# Retrieve Data
Data is retrived from [Global Database of Events, Language and Tone (GDELT)](https://www.gdeltproject.org), the data is taken and filtered specifically for the Indonesia collected from **January 2018 - October 2018**. 

Firstly, we loop to download the GDELT data, extract the files, read source country data as the filter; the source country data will give us the source country of every website domain; the last, read and put it into the database. The Geojson data will give us the lattitude and longtidue of every country.

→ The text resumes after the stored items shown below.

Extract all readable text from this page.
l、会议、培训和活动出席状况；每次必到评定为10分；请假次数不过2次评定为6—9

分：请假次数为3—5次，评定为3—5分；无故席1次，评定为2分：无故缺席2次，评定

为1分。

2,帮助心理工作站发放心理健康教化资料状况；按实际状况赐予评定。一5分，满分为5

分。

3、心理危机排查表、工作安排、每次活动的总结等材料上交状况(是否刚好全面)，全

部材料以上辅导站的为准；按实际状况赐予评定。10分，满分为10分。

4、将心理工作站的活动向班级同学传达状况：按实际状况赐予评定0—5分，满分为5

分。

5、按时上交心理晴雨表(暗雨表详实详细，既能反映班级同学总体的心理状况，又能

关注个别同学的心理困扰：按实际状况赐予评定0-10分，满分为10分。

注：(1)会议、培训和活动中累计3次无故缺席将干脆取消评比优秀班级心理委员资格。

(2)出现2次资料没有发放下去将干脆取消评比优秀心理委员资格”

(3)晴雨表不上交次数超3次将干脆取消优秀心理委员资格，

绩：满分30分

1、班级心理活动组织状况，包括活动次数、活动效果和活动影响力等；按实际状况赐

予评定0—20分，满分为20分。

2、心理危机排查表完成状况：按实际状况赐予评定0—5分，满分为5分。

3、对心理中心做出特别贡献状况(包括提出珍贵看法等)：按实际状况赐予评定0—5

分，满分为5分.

The GDELT data contains two types of tables `Events Database` and `Global Knowledge Graph (GKG)`

Below an example script to download GDELT data with country code `ID`. Then from CSV can be moved to MySQL database


In [1]:
# create folders
import os

def createFolder(directory):
    try:
        if not os.path.exists(directory):
            os.makedirs(directory)
    except OSError:
        print ('Error: Creating directory. ' +  directory)
        

createFolder('./rawdata/events/result')
createFolder('./rawdata/gkg/result')

## Getting `Events` data from GDELT

In [2]:
import requests
import lxml.html as lh

gdelt_base_url = 'http://data.gdeltproject.org/events/'

# get the list of all the links on the gdelt file page
page = requests.get(gdelt_base_url+'index.html')
doc = lh.fromstring(page.content)
link_list = doc.xpath("//*/ul/li/a/@href")

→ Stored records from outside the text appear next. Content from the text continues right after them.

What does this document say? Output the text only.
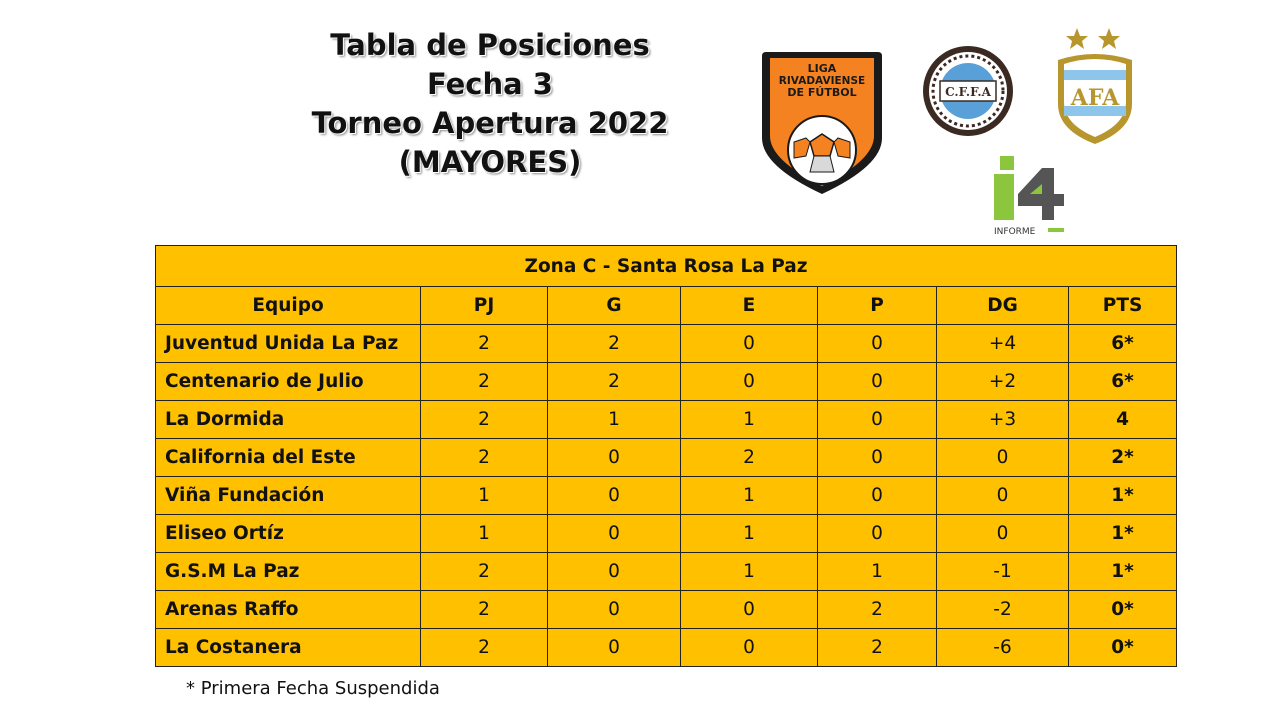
Tabla de Posiciones
Fecha 3
Torneo Apertura 2022
(MAYORES)
LIGA
RIVADAVIENSE
DE FÚTBOL	C.F.F.A	AFA
INFORME
Zona C - Santa Rosa La Paz						
Equipo	PJ	G	E	P	DG	PTS
Juventud Unida La Paz	2	2	0	0	+4	6*
Centenario de Julio	2	2	0	0	+2	6*
La Dormida	2	1	1	0	+3	4
California del Este	2	0	2	0	0	2*
Viña Fundación	1	0	1	0	0	1*
Eliseo Ortíz	1	0	1	0	0	1*
G.S.M La Paz	2	0	1	1	-1	1*
Arenas Raffo	2	0	0	2	-2	0*
La Costanera	2	0	0	2	-6	0*
* Primera Fecha Suspendida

# separate out those links that begin with four digits
file_list = [x for x in link_list if str.isdigit(x[0:4])]
# file_list = file_list[85:]
# print(file_list)

infilecounter = 0
outfilecounter = 0

import os.path
import urllib.request
import zipfile
import glob
import operator
import pandas as pd

local_path = 'rawdata/events/'
fips_country_code = 'ID'

In [3]:
# set the month of the data collection
filemonth = ['201801', '201802', '201803', '201804', '201805', '201806', '201807', '201808', '201809', '201810']

## show the list of the months

#for compressed_file in file_list[infilecounter:]:
#    if any(c in compressed_file for c in filemonth):
#        print(compressed_file)

In [4]:
for compressed_file in file_list[infilecounter:]:
    if not any(c in compressed_file for c in filemonth):
        continue
        
    print(infilecounter, ' - ', compressed_file)

    # if we dont have the compressed file stored locally, go get it. Keep trying if necessary.
    while not os.path.isfile(local_path + compressed_file):
        print('downloading, ')
#         urllib.request.urlretrieve(url=gdelt_base_url + compressed_file,
#         filename=local_path + compressed_file)
        
        resp = requests.get(url=gdelt_base_url + compressed_file)

        # assuming the subdirectory tempdata has been created:
        zfile = open(local_path + compressed_file, 'wb')
        zfile.write(resp.content)
        zfile.close()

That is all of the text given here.